If the only thing which mattered was CPU time (instead of wall-clock time),
then what you’re suggesting would be a good solution. The two things which
together comprise 92% of the CPU time used by loading metadata are (1)
getting the XML reader from the XMLReaderFactory (62%), and (2) parsing
the XML (30%). Come to think of it, if we can reuse the XML reader, then
we can cut out almost 2/3 of the CPU time. Hmm.
(I should qualify what I said earlier about the percentage of time-to-load
which reading module metadata takes: 20% is 20% of CPU time, not wall-clock
time. We’d probably save even more wall-clock time, if we could avoid most
of the disk I/O.)
No, please don’t. The back-and-forth is genuinely useful. Your probing
forced me to look at what exactly was consuming CPU time. Being challenged
on points like this is an excellent way to discover things. Thanks!
I checked in a change in trunk@3942 which has all of the subclasses of
AbstractMetaData using a common XMLReader to avoid the overhead of creating
a new one each time metadata is read. This reduces the CPU time by about
5% overall, which is a start, but not really perceptible.
(Note: Something which might help a lot would be trying to read metadata
on multple threads. If we do that, we can’t use the synchronized common
parser which I introduced, becuase that would cause all of the threads
to run sequentially, each one waiting to get the lock in turn.
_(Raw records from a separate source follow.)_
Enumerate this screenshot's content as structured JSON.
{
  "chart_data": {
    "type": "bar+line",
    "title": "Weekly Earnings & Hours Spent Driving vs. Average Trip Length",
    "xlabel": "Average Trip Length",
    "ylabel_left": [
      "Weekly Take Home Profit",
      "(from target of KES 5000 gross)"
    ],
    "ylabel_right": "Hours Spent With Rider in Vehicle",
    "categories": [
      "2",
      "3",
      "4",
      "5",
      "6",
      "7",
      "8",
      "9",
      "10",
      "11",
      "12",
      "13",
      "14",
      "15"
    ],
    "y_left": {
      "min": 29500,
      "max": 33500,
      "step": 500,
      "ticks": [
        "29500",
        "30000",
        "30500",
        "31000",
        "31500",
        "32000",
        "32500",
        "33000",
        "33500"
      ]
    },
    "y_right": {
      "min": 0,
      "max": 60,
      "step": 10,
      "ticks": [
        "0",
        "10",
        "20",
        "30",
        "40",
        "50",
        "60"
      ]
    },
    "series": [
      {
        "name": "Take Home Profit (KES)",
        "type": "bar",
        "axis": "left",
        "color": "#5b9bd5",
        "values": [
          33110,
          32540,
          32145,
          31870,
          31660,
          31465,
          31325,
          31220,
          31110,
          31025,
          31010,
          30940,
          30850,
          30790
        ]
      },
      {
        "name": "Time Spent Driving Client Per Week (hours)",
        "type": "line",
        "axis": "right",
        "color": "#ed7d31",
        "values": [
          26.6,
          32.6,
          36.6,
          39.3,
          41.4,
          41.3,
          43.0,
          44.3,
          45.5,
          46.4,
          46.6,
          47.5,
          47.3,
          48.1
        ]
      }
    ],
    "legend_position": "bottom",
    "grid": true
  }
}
What we’d
need to do instead is create a pool of XMLReaders, from which we hand
out unused ones to threads which request them. This is probably not worth
the effort, though, since the speedup from caching would dwarf the speedup
we might get from multithreading here.)
As for the caching thing: Brent, I encourage your to look at this for 3.2,
but now that we know what the problem is, maybe we can put this one off
in favor of squashing the remaining 3.1 bugs?